Dark brows flicked up, and green eyes flashed. ‘I’m ready whenever you are.’

Nic stumbled away and lowered herself into the TVR, not quite in control of her limbs. She was used to fast cars, and temperamental fast cars at that. She knew how to coax them into submission. But right now she was as clumsy as a novice. The TVR stalled twice before she got it off the forecourt and onto the road. Sebastian drew up alongside, the window down, his arm hanging loose over the side, apparently unaware that he was blocking the other side of the road. ‘We’ll take Bridger’s Road towards mine, then cut through to the bypass. Then the coast road back here. Winner chooses the forfeit.’

He revved the Ferrari gloriously, and gave the TVR a once over. ‘It’s not too late to swap cars.’

Nic gripped the steering wheel with both hands. She put her foot to the floor. The TVR leapt forwards, leaving the stunning Ferrari and it’s even more stunning driver behind. The TVR was a sexy drive, there was no denying it. The early evening sun was shining, and the paintwork would flash between bright pink and deep petrol blue depending on the angle. It was a car for an attention seeker and didn’t pretend to be anything else.

‘And what about the Ferrari?’ she thought, easing off the accelerator just a little, and feeling the thrill right down in to the pit of her stomach as it drew level. It hugged the curves of the road, every inch the mechanical racehorse that she’d dreamed it could be. People grinned when they saw the TVR. They came to a complete standstill when they saw the Ferrari. For just those few seconds, they were transported somewhere else, to a life of glamour and excitement and danger and excess, and that, more than anything, was what she sold. Never mind the metal and oil and leather.

It was all about the dream.

When she got behind the wheel of that car, she wouldn’t be plain, uninteresting Nic Sinclair. She would be someone else.

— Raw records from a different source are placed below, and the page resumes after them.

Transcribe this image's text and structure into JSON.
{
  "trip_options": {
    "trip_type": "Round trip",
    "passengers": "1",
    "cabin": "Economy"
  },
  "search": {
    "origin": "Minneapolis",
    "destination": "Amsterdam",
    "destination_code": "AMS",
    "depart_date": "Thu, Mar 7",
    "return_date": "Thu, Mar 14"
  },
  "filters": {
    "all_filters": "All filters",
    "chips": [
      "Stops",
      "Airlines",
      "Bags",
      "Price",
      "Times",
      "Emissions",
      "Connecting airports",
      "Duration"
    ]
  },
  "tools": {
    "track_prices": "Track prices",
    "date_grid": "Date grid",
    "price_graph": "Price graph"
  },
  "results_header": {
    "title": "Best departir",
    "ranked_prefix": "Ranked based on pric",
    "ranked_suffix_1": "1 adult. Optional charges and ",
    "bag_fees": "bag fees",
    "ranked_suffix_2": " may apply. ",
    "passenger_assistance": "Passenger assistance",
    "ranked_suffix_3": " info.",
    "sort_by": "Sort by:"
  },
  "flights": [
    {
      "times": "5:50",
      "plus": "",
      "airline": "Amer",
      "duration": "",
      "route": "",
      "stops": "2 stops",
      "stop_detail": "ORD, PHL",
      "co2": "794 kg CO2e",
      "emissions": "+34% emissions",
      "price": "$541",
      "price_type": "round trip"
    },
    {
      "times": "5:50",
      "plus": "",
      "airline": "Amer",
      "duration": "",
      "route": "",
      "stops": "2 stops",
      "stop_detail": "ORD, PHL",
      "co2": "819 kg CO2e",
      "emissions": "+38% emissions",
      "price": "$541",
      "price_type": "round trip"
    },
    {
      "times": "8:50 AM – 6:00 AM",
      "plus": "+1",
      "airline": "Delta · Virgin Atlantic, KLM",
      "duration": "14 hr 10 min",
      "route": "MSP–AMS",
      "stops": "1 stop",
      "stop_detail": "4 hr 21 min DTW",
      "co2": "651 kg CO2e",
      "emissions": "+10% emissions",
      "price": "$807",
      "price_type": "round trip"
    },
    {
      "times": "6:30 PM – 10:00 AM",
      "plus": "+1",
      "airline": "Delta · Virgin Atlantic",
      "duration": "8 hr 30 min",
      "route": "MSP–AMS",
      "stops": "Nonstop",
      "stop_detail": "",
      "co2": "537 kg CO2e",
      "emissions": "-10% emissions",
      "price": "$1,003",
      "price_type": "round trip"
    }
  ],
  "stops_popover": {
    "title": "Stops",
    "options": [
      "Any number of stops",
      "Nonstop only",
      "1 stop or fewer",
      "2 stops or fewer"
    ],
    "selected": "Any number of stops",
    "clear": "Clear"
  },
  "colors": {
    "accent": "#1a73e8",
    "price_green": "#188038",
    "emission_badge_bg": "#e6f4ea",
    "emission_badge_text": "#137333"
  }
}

She would be the sort of woman who was bold enough to go bed with a man like Sebastian Prince. Someone with attitude. Attitude was sexy. Sebastian had tons of it. Her knuckles whitened on the wheel, and she didn’t even notice that she’d taken her foot off the gas until Sebastian went roaring past her in a flash of red

Jolted back into reality, Nic fought to concentrate on the road and her speed. She could not think things like that. She must not. Sebastian was way out of her league, in every possible way. Only a complete masochist would start to tempt themselves with the idea that going to bed with him was an option.